The guard, Father Ronald McCallum, is overwhelmed when an autistic child visiting the library appears to read from the manuscript’s pages... Father Benicio Valori, priest and clinical psychologist, is sent halfway around the world to verify the boy’s ability to read the manuscript.

...It becomes apparent the Vatican has sent others to investigate with orders to stop at nothing from keeping the document’s secrets from being exposed. Fearing for the child’s life, Benicio flees the country to Canada and trusted friend and psychologist, Dr. Jake Tunnel.

Despite being distraught by the diagnosis of a brain tumor in his five-year-old son, Jake reluctantly agrees to help his old friend... Soon he and Benicio begin to unveil the biblical origins of the Voynich manuscript and why this autistic child can read it.

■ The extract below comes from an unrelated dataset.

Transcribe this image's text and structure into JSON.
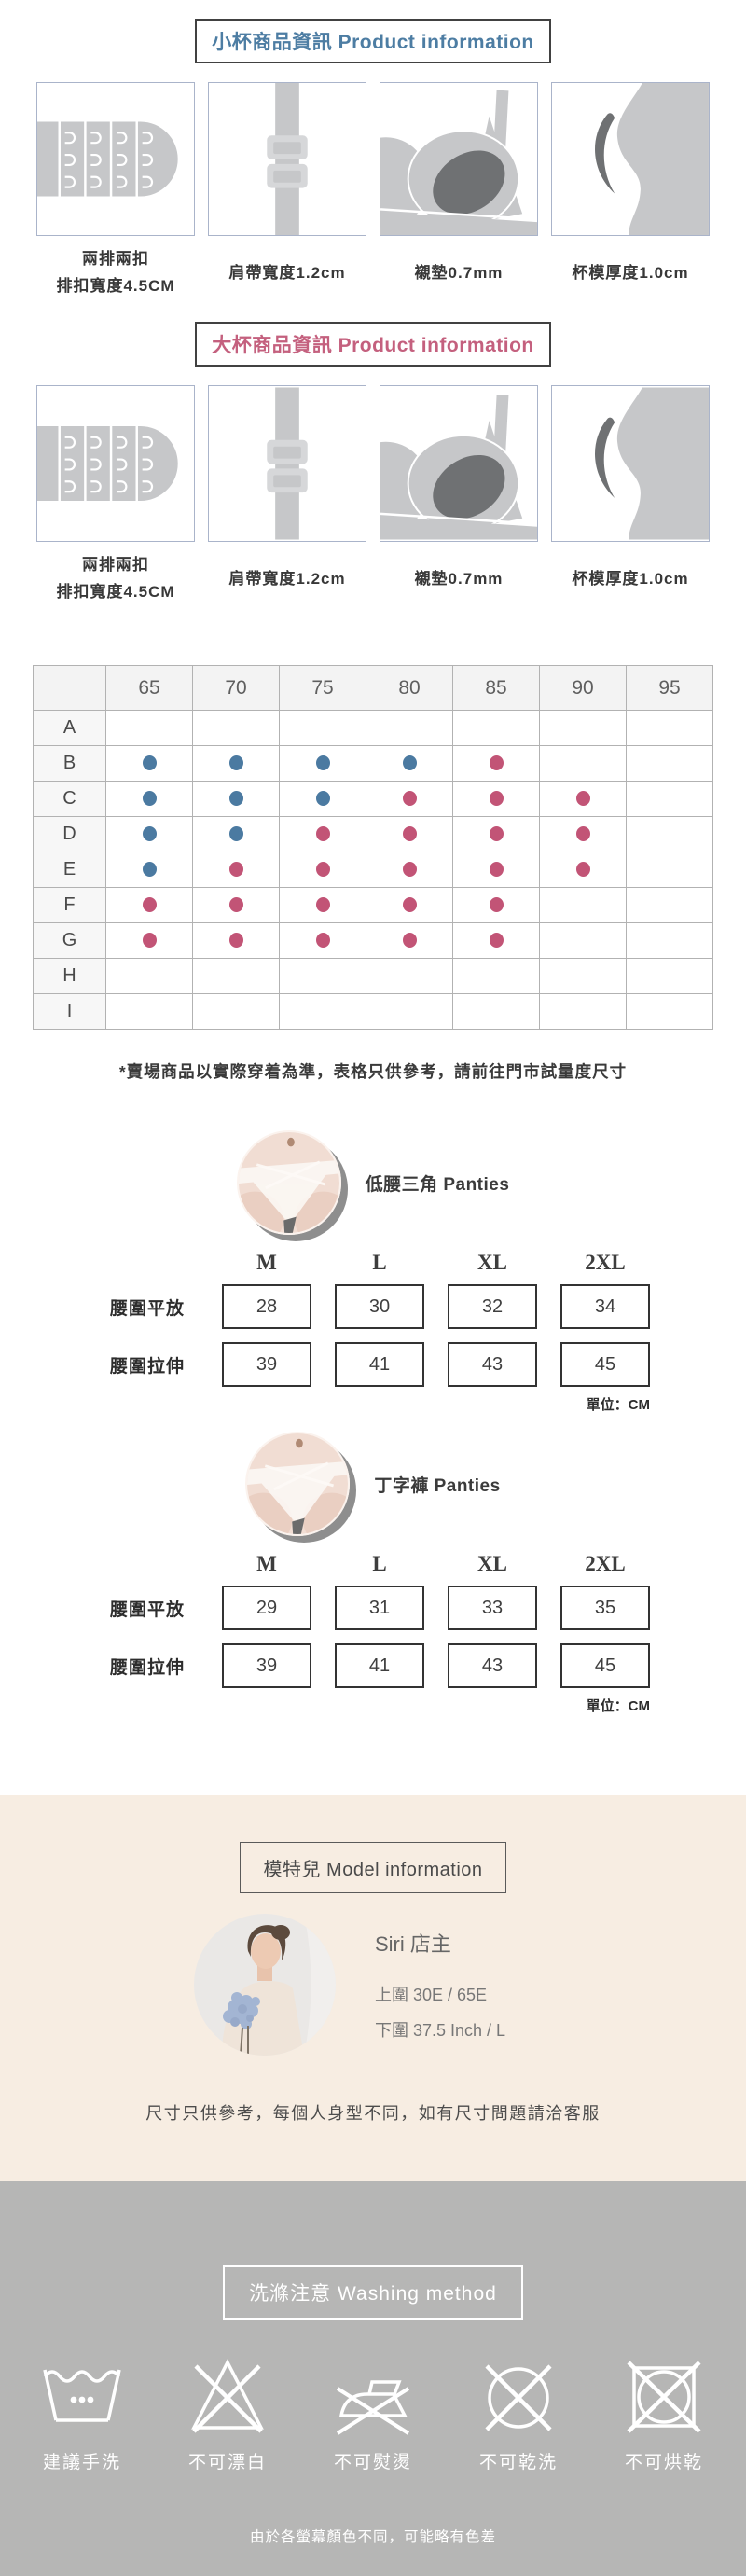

They realize that the Voynich Manuscript is the bible of the Nephilim – soulless beings created by the crossbreeding of angels and humans, and despised by God. The angels responsible for their creation were banished from heaven and the monstrous offspring were thought to be destroyed by the flood of Noah’s time..."

Ok, so my first impression was that I really liked the premise of the book. The Voynich Manuscript actually exists, and the Nephilim are in the bible. I did feel that it falls into that whole Dan Brown 'the catholic church is inherently evil and corrupt' kind of deal. Frankly, that has been a little overdone lately.

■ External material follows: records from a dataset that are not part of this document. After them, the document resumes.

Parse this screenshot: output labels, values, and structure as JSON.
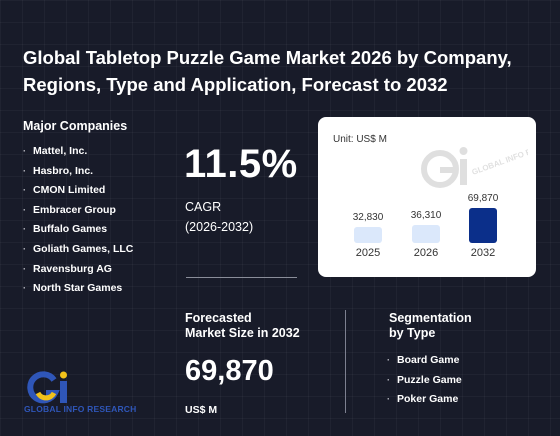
{
  "title": "Global Tabletop Puzzle Game Market 2026 by Company, Regions, Type and Application, Forecast to 2032",
  "companies": {
    "heading": "Major Companies",
    "items": [
      "Mattel, Inc.",
      "Hasbro, Inc.",
      "CMON Limited",
      "Embracer Group",
      "Buffalo Games",
      "Goliath Games, LLC",
      "Ravensburg AG",
      "North Star Games"
    ]
  },
  "cagr": {
    "value": "11.5%",
    "label": "CAGR",
    "period": "(2026-2032)"
  },
  "chart_data": {
    "type": "bar",
    "unit_label": "Unit: US$ M",
    "categories": [
      "2025",
      "2026",
      "2032"
    ],
    "values": [
      32830,
      36310,
      69870
    ],
    "value_labels": [
      "32,830",
      "36,310",
      "69,870"
    ],
    "colors": [
      "#dbe8fb",
      "#dbe8fb",
      "#0b2f8a"
    ]
  },
  "forecast": {
    "label_line1": "Forecasted",
    "label_line2": "Market Size in 2032",
    "value": "69,870",
    "unit": "US$ M"
  },
  "segmentation": {
    "heading_line1": "Segmentation",
    "heading_line2": "by Type",
    "items": [
      "Board Game",
      "Puzzle Game",
      "Poker Game"
    ]
  },
  "logo": {
    "text": "GLOBAL INFO RESEARCH",
    "watermark_text": "GLOBAL INFO RESEARCH"
  },
  "colors": {
    "background": "#181b29",
    "accent_blue": "#0b2f8a",
    "light_bar": "#dbe8fb",
    "logo_blue": "#2f56b8",
    "logo_yellow": "#f2c21a"
  }
}
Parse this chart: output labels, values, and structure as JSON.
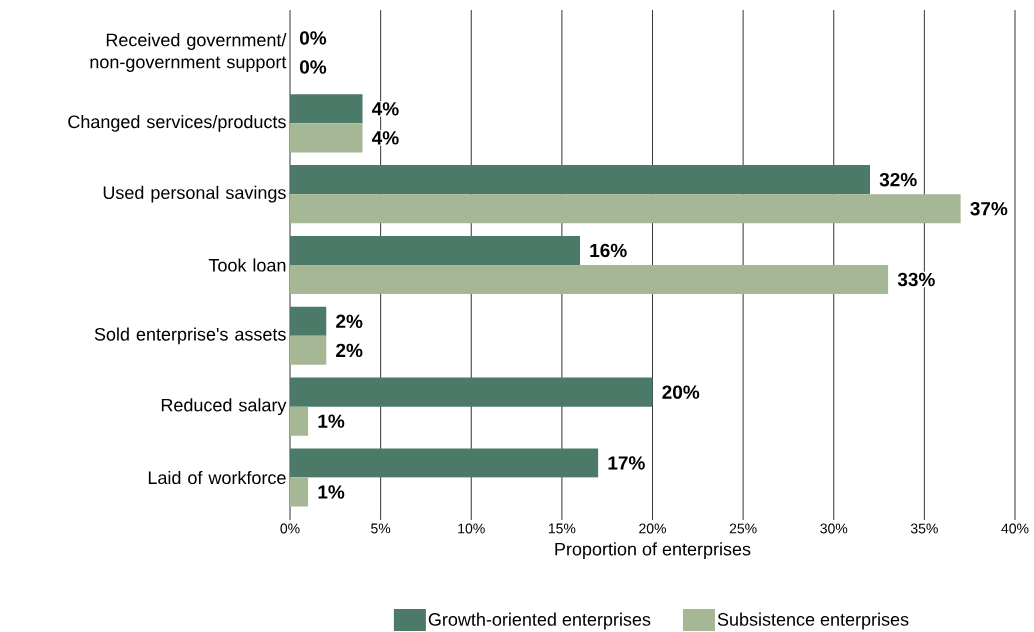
{
  "chart_data": {
    "type": "bar",
    "orientation": "horizontal",
    "xlabel": "Proportion of enterprises",
    "categories": [
      "Received government/non-government support",
      "Changed services/products",
      "Used personal savings",
      "Took loan",
      "Sold enterprise's assets",
      "Reduced salary",
      "Laid of workforce"
    ],
    "series": [
      {
        "name": "Growth-oriented enterprises",
        "color": "#4c7a69",
        "values": [
          0,
          4,
          32,
          16,
          2,
          20,
          17
        ],
        "value_labels": [
          "0%",
          "4%",
          "32%",
          "16%",
          "2%",
          "20%",
          "17%"
        ]
      },
      {
        "name": "Subsistence enterprises",
        "color": "#a5b795",
        "values": [
          0,
          4,
          37,
          33,
          2,
          1,
          1
        ],
        "value_labels": [
          "0%",
          "4%",
          "37%",
          "33%",
          "2%",
          "1%",
          "1%"
        ]
      }
    ],
    "xlim": [
      0,
      40
    ],
    "xticks": [
      {
        "value": 0,
        "label": "0%"
      },
      {
        "value": 5,
        "label": "5%"
      },
      {
        "value": 10,
        "label": "10%"
      },
      {
        "value": 15,
        "label": "15%"
      },
      {
        "value": 20,
        "label": "20%"
      },
      {
        "value": 25,
        "label": "25%"
      },
      {
        "value": 30,
        "label": "30%"
      },
      {
        "value": 35,
        "label": "35%"
      },
      {
        "value": 40,
        "label": "40%"
      }
    ],
    "grid": "x",
    "legend": "bottom"
  }
}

The book is described as fast-paced and filled with action, which it is. There are many scenes when I was caught up, reading quickly along with the action, and it did hold my interest during those parts.

I feel that the characters could have been a bit more real. Benicio Valori, who is the protagonist of the book, emigrated to Canada from Italy with his parents, when he was a teenager. Throughout the book, he would toss in phrases in Italian, which i felt was a bit affected. It just didn't ring true, to me. Jake is well described, he's a psychologist, and the descriptions of his interactions with, and his feelings about his patients are well done. He and his family are dealing with the illness of his son, and the scenes involving that conflict are well written.

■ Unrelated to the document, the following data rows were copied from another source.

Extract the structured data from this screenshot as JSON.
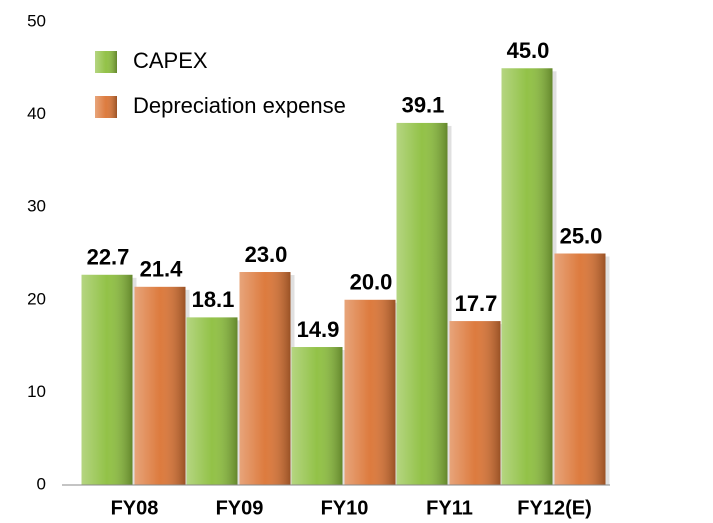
{
  "chart_data": {
    "type": "bar",
    "categories": [
      "FY08",
      "FY09",
      "FY10",
      "FY11",
      "FY12(E)"
    ],
    "series": [
      {
        "name": "CAPEX",
        "color": "#8dbf3e",
        "values": [
          22.7,
          18.1,
          14.9,
          39.1,
          45.0
        ],
        "value_labels": [
          "22.7",
          "18.1",
          "14.9",
          "39.1",
          "45.0"
        ]
      },
      {
        "name": "Depreciation expense",
        "color": "#db7434",
        "values": [
          21.4,
          23.0,
          20.0,
          17.7,
          25.0
        ],
        "value_labels": [
          "21.4",
          "23.0",
          "20.0",
          "17.7",
          "25.0"
        ]
      }
    ],
    "ylim": [
      0,
      50
    ],
    "yticks": [
      0,
      10,
      20,
      30,
      40,
      50
    ],
    "grid": false,
    "legend": "upper left"
  }
}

There was a scene in which Benicio is taking the autistic boy, Matthew, across the border. Benicio knew this would be a problem, the boy was not related to him, Matthew did not speak, it was just an all around problem. He thinks through the problem, as they sit at the side of the road near the border. "Then Benicio noticed a lane dedicated to truckers, extra-wide and almost hidden by a parade of semitrailers. It gave him an idea." He gets Matthew out of the car, they have an interaction with one of the other drivers, and then Benicio decides to call his friend Jake Tunnel for help. The next scene that we read about it is with Jake's family, and then all of a sudden "Benicio turned and looked down the road to New Brunswick." What?? How'd they get across the border? It almost feels like the author stepped away from that scene for a bit to figure it out, then never went back to solve that problem. Maybe its just one scene in an otherwise well written book, but it bothered me. It felt unfinished.

It is well written. The author, Brad Kelln is a forensic psychologist in Halifax, he's a special consultant on hostage negotiation to the Halifax Regional Police and the RCMP. He's an intelligent man, that comes across in his writing. If you are a fan of Dan Brown, and that genre, you'll enjoy this book.